Вдруг лошадь стала выходить из борозды: прямо перед ее мордой оказалось небольшое, тощее, очевидно недавно посаженное деревцо, с верхушкой, уже наполовину увядшей. Пахарь дернул вожжой, придержал соху, деревцо втянулось под гуж, изогнулось, попробовало вынырнуть меж оглоблей и вдруг сиротливо свалилось, подрезанное железом. Еще около сажени тянулось оно, зацепившись веткой, наконец осталось на пыльной пашне. Мужик оттолкнул его лаптем и стал вытряхивать лемех.
Силуян, с любопытством глядевший на все это, придержал лошадей.
— Ты что ж это, дядя… больно смело ее выволок? — сказал он с какой-то особенной нотой в голосе. — Ай отменили?

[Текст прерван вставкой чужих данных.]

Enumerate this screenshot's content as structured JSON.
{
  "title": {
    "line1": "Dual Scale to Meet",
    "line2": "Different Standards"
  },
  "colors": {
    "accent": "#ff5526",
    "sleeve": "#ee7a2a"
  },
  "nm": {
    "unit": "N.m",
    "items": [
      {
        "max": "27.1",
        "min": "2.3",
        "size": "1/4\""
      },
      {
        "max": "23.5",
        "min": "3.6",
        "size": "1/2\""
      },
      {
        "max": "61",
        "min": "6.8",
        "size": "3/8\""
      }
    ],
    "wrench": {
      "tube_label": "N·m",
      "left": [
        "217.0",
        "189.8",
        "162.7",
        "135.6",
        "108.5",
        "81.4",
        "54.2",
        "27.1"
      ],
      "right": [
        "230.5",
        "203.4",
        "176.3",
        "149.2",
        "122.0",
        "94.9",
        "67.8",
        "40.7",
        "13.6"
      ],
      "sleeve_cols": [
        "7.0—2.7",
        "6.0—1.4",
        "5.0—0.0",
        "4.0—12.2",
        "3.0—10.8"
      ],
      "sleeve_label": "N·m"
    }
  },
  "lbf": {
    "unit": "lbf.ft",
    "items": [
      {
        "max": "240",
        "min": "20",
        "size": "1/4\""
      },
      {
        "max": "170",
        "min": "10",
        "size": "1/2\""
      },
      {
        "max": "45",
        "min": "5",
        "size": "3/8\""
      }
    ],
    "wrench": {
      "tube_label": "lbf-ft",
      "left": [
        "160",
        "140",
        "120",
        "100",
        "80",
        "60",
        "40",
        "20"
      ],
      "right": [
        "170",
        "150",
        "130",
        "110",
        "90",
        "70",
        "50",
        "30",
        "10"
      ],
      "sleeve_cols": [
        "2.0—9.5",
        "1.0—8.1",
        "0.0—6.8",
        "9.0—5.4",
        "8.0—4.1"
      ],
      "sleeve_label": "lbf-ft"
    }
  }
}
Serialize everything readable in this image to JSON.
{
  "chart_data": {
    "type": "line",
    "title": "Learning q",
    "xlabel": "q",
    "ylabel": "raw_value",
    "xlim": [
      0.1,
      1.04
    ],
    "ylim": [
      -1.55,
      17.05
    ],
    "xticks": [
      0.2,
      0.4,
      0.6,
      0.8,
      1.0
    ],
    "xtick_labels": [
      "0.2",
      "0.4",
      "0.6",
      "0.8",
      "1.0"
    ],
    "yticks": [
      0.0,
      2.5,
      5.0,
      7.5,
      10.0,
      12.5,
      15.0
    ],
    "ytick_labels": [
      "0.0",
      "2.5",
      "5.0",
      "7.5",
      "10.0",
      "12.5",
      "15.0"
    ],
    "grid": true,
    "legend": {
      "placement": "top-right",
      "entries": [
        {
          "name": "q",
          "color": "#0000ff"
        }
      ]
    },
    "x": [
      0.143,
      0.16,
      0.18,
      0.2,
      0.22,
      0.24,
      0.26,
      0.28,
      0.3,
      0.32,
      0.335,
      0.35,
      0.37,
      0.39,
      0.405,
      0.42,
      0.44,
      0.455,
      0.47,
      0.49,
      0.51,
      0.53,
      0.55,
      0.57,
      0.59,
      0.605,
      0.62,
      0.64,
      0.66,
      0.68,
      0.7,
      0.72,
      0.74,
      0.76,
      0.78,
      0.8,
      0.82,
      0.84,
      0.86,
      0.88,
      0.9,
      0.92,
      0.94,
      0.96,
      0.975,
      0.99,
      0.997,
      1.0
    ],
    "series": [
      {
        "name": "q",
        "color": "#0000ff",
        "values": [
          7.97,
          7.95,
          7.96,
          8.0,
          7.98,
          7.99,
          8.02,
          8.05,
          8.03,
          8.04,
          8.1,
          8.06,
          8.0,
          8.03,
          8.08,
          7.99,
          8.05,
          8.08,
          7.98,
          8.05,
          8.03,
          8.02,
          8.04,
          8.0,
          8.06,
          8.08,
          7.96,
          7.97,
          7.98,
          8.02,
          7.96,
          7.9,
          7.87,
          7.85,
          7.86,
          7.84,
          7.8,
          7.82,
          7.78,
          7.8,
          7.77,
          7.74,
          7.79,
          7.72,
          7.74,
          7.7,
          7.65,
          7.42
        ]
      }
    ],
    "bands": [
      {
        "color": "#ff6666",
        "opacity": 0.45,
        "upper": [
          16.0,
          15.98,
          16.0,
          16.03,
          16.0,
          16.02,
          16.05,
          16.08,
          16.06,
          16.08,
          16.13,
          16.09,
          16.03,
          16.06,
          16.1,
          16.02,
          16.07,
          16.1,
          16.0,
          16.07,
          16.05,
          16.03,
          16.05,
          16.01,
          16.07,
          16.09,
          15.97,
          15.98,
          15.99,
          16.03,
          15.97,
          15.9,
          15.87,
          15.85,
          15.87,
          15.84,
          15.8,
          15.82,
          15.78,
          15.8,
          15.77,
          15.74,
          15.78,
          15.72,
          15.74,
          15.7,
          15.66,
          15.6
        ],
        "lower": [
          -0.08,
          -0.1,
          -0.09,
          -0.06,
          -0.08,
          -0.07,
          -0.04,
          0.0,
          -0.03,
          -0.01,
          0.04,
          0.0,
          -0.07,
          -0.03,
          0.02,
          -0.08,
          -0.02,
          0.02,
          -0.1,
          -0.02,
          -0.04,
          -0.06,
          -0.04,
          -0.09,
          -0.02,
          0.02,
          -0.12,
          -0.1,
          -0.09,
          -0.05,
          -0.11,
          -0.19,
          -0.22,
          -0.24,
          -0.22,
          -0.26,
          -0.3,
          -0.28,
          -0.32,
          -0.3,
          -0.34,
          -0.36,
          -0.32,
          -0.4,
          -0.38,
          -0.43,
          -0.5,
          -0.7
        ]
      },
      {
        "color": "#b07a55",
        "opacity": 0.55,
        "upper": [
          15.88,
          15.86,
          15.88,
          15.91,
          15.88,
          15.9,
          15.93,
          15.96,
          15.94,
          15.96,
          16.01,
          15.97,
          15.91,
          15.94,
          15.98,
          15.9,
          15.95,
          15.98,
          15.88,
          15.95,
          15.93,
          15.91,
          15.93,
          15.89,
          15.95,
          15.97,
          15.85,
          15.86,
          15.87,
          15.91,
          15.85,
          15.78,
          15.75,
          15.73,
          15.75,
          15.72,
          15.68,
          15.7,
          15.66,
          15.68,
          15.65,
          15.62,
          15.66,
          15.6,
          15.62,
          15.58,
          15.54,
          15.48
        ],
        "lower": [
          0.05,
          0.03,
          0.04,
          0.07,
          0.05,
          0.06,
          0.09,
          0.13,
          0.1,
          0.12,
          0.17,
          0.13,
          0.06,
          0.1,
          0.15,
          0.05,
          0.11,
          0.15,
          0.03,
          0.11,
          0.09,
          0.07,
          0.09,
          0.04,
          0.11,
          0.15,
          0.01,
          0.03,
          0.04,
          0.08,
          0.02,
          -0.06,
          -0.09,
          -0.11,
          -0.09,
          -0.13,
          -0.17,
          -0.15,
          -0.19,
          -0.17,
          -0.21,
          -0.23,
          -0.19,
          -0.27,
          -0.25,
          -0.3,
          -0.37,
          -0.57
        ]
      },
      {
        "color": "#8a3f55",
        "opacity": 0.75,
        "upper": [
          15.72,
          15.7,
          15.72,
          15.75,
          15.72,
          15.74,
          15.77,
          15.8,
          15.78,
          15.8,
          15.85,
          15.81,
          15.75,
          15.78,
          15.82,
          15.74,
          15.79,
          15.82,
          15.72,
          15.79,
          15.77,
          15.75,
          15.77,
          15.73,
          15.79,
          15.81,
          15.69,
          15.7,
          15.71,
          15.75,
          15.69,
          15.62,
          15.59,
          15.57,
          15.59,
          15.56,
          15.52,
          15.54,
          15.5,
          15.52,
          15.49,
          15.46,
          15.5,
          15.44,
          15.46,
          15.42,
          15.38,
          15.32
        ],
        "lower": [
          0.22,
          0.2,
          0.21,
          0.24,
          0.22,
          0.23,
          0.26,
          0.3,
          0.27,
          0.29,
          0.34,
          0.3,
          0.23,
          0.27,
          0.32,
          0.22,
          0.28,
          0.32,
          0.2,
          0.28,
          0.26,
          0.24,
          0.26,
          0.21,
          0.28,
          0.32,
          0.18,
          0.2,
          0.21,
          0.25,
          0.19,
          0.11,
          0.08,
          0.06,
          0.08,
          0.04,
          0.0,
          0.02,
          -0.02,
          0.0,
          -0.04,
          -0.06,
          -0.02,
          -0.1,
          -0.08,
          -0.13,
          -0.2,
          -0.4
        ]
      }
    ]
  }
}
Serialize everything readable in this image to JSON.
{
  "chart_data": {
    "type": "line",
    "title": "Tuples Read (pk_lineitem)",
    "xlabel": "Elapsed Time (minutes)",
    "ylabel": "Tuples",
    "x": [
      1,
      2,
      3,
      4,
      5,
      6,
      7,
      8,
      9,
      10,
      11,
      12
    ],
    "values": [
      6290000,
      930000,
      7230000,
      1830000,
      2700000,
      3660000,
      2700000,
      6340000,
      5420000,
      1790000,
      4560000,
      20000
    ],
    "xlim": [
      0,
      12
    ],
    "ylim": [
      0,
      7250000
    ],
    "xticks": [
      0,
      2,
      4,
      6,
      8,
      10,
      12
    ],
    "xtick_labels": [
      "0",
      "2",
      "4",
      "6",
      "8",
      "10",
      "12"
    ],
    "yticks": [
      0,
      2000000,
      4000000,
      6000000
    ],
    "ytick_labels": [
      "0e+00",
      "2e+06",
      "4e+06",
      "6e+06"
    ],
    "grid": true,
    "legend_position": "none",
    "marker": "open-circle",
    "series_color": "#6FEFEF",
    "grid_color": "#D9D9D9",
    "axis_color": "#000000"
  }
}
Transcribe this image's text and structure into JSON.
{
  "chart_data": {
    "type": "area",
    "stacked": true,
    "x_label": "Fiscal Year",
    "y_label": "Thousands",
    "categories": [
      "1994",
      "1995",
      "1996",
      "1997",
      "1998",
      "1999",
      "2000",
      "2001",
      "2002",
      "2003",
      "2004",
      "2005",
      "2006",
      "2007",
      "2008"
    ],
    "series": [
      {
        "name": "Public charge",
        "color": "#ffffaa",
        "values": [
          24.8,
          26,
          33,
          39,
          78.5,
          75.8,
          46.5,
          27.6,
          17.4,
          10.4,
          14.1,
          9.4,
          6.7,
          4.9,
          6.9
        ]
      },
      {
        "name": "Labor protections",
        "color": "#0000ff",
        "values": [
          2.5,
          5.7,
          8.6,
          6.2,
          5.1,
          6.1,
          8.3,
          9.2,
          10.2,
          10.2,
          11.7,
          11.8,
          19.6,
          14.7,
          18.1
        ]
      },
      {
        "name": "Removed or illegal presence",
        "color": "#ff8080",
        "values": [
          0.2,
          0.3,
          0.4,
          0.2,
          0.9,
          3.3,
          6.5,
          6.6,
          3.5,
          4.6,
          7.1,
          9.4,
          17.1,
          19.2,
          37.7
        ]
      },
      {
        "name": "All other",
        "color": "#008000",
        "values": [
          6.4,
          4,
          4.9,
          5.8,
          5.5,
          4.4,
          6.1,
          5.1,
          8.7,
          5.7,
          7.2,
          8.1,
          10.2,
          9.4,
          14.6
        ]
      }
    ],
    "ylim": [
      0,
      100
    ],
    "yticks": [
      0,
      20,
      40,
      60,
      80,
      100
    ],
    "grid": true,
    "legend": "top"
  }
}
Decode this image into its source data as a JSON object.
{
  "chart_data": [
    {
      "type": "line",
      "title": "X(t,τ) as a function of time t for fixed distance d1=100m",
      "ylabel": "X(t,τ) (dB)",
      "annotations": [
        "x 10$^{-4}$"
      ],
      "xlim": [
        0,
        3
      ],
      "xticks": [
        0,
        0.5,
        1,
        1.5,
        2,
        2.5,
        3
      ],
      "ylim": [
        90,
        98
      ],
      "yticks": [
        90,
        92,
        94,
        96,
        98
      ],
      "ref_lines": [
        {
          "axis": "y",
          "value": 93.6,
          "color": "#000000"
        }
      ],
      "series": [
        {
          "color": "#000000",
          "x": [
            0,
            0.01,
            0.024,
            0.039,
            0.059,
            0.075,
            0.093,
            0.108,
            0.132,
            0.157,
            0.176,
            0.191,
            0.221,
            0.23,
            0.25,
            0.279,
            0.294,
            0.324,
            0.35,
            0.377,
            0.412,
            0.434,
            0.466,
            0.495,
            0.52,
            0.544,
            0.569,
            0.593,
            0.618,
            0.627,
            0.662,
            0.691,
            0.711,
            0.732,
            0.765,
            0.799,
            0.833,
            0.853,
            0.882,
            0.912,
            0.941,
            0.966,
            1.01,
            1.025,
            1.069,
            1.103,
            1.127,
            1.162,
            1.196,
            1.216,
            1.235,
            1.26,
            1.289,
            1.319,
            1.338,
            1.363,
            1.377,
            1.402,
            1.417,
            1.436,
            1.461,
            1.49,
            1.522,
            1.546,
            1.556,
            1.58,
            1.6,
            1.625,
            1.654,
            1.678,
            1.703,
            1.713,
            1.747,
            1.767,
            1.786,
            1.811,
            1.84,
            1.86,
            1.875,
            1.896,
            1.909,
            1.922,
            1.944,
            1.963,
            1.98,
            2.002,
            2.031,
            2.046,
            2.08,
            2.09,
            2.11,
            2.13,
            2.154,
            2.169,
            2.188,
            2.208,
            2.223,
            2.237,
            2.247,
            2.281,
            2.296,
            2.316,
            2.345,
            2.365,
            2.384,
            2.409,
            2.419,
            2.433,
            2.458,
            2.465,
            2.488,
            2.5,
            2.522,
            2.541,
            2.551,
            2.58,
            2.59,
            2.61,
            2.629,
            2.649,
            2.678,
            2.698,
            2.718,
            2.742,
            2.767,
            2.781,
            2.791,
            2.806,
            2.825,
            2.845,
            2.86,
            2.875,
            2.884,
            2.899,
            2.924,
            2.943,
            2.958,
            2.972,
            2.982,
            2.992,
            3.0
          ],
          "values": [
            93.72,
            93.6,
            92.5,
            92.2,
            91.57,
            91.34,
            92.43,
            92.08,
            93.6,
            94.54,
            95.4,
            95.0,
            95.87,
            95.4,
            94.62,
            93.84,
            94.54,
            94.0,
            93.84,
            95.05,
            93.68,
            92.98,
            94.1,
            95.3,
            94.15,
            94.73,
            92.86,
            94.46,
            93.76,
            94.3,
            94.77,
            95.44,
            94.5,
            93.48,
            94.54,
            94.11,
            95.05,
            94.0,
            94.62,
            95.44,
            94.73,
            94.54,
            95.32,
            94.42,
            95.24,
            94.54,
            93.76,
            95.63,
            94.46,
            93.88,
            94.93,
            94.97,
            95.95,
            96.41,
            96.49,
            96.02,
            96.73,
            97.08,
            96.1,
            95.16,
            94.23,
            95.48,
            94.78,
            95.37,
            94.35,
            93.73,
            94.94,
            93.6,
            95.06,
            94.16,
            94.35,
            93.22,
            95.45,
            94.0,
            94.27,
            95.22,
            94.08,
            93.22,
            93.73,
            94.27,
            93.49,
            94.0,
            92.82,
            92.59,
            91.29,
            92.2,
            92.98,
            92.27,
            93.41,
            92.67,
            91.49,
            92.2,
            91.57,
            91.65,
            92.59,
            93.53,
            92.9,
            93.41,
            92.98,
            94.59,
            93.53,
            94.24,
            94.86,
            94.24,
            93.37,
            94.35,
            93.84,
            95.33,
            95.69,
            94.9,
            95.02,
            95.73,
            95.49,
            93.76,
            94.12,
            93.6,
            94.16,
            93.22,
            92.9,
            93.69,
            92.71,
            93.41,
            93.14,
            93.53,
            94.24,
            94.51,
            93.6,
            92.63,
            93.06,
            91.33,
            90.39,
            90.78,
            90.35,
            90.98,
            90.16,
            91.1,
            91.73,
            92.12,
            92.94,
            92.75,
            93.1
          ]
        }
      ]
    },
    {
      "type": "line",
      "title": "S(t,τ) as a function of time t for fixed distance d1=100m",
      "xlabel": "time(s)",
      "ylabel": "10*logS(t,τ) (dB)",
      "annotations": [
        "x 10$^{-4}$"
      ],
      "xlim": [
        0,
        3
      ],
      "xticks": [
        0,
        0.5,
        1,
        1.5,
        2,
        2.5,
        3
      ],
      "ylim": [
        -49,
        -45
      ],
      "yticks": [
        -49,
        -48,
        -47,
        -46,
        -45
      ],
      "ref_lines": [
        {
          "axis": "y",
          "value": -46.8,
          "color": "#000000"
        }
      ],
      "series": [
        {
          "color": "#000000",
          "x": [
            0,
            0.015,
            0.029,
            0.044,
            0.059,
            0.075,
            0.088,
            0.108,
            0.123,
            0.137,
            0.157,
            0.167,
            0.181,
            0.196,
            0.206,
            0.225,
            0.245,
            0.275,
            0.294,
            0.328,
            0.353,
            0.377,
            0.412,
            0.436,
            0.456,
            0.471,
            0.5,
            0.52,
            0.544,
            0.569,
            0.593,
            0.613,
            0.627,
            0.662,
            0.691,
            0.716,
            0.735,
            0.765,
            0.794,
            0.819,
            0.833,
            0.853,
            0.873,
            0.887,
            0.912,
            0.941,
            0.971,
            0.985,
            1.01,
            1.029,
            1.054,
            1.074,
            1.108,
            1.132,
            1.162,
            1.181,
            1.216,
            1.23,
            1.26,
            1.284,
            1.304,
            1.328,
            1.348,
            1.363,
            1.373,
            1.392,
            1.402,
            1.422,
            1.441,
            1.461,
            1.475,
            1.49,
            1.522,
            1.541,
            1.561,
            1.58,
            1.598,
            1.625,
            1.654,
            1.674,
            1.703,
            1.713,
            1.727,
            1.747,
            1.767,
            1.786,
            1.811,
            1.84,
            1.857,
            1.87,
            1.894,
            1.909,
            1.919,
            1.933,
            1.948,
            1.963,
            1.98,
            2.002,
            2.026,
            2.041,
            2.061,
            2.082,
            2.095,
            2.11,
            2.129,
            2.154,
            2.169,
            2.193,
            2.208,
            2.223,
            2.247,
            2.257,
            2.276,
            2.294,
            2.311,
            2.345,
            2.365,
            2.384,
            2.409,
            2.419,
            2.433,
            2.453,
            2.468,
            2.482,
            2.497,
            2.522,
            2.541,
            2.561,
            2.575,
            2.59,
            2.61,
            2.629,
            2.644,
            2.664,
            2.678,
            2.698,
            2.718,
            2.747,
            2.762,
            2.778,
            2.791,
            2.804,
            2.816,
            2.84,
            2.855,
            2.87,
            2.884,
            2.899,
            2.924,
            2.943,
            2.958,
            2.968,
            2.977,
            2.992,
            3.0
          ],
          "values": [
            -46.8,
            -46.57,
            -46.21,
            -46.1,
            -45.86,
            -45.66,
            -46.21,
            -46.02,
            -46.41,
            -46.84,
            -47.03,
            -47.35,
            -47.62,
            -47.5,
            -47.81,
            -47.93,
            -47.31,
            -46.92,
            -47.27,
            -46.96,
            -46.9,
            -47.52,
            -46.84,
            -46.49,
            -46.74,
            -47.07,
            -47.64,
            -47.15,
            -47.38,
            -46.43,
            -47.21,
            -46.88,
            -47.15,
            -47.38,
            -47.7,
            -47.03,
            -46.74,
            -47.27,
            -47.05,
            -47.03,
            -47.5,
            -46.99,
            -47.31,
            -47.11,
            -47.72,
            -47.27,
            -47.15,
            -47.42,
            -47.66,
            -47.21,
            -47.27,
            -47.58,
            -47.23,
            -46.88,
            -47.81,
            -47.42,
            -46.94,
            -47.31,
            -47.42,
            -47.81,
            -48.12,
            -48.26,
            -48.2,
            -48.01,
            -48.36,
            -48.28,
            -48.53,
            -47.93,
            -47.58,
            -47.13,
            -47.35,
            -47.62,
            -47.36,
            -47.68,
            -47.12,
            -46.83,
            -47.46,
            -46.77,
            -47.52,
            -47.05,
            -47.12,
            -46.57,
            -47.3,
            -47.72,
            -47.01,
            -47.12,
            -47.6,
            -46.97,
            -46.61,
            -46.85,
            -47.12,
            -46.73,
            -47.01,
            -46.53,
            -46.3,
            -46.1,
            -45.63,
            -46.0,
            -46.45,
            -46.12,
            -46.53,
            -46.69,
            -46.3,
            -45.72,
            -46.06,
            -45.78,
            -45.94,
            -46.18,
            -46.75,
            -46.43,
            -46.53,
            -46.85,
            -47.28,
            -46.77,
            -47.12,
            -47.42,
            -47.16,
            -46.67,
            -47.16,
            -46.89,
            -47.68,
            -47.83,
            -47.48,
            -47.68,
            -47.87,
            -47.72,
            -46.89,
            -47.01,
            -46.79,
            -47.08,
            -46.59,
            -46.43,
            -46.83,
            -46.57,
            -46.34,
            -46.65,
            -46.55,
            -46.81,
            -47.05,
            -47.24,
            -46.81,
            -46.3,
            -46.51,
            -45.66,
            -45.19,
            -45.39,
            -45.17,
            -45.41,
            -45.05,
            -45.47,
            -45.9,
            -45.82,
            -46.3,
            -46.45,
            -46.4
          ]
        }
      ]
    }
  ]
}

Мужик поднял кверху красное потное лицо и усмехнулся… Но, увидев на проезжем барине кокарду, стал вдруг серьезен и задергал лошадь, не дав ей щипнуть былинку у дороги… Вдоль проселка лежали вывернутые сохой березовые саженцы… Только пять-шесть еще сиротливо стояли, наклонясь и увядая…
Силуян вынул из кармана кисет и, скручивая цигарку из газетной бумаги, сказал как бы про себя, качая головой:
— Отменили, видно… А ведь что склеки-то было… Не приведи господи…
— Обрадовались… дураки! — проворчал Семен Афанасьевич с удовольствием. — Ну, поезжай, что ли.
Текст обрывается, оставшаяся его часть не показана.